Monitor for severe, persistent, or worsening abdominal pain, nausea, or vomiting; symptoms of opioid withdrawal; evaluate sedation and analgesia.
An opioid receptor antagonist which blocks opioid binding at the mu receptor, methylnaltrexone is a quaternary derivative of naltrexone with restricted ability to cross the blood-brain barrier. It therefore functions as a peripheral acting opioid antagonist, including actions on the gastrointestinal tract to inhibit opioid-induced decreased gastrointestinal motility and delay in gastrointestinal transit time, thereby decreasing opioid-induced constipation.
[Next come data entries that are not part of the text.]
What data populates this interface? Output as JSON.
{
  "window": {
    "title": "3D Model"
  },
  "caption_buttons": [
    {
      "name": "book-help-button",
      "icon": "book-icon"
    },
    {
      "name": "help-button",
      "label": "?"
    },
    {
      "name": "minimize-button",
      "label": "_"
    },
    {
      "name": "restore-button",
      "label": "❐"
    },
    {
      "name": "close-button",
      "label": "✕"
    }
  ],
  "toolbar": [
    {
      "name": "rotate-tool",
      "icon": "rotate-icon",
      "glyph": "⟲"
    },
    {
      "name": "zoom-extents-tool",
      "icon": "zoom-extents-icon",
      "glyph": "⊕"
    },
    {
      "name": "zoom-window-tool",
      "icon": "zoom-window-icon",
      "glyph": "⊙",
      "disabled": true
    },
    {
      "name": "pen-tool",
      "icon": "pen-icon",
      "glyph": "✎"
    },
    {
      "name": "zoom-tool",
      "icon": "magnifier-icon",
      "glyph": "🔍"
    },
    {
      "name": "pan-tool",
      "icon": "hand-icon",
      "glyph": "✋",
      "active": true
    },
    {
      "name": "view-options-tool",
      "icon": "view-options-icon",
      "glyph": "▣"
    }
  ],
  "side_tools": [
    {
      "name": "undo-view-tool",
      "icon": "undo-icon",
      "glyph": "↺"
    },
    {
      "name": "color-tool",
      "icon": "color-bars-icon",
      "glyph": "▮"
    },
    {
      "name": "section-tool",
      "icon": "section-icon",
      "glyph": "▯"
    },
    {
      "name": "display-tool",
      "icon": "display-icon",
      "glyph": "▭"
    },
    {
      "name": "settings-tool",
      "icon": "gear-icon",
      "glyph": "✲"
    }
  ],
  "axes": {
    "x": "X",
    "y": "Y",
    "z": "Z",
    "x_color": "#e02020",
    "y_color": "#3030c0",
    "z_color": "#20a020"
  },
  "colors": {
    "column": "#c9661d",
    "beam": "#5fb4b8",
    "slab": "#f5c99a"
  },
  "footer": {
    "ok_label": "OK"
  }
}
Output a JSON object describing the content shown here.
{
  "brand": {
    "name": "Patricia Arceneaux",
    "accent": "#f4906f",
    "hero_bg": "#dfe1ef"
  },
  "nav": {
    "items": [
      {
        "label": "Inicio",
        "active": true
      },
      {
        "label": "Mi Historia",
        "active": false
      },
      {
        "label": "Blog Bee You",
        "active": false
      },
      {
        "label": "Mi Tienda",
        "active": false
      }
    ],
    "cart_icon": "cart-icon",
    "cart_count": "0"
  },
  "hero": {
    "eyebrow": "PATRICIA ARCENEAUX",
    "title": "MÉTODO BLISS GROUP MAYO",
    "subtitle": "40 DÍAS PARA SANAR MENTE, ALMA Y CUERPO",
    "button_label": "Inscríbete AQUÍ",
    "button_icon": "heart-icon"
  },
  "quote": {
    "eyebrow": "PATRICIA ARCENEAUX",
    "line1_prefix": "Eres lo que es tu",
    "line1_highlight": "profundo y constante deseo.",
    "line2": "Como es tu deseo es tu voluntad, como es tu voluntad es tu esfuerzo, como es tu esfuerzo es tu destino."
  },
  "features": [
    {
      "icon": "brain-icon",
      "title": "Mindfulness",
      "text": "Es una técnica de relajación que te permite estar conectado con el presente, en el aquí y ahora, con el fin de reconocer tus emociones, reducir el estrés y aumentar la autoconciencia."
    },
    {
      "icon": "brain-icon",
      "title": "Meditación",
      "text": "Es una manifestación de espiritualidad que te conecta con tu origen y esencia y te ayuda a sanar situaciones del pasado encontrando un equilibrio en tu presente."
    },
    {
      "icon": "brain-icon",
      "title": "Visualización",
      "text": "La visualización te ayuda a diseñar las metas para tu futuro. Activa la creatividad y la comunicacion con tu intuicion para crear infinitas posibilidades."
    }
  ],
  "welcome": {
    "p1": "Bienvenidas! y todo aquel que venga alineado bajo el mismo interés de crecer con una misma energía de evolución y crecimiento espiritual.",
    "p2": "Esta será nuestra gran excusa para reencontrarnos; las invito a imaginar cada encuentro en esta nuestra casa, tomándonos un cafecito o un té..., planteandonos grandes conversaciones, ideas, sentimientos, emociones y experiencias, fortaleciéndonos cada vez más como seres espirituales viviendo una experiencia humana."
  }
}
Does not affect opioid analgesic effects.
Distribution: Vdss: ~1.1 L/kg
Protein binding: 11% to 15%
Metabolism: Metabolized to methyl-6-naltrexol isomers, methylnaltrexone sulfate, and other minor metabolites
Half-life elimination: Terminal: ~15 hours (oral)
Time to peak, plasma: SubQ: 30 minutes; Oral: ~1.5 hours (delayed by 2 hours with high fat meal)
Excretion: Urine (~44% to 54%, primarily as unchanged drug); feces (~17%, primarily as unchanged drug)
Altered kidney function: A single SubQ dose in patients with varying degrees of renal impairment resulted in a 1.3- to 1.9-fold higher AUC0-∞ of methylnaltrexone.
Hepatic function impairment: A single oral dose in patients with mild, moderate, and severe hepatic impairment resulted in a 1.7-, 4.8-and 3.8-fold higher Cmax of methylnaltrexone, respectively. AUC0-∞, increased ~2.1-fold in moderate and severe hepatic impairment.
Older adult: In elderly subjects (mean age: 72 years), mean clearance was about 20% lower (56 L/h versus 70 L/h) and AUC∞ was 26% higher.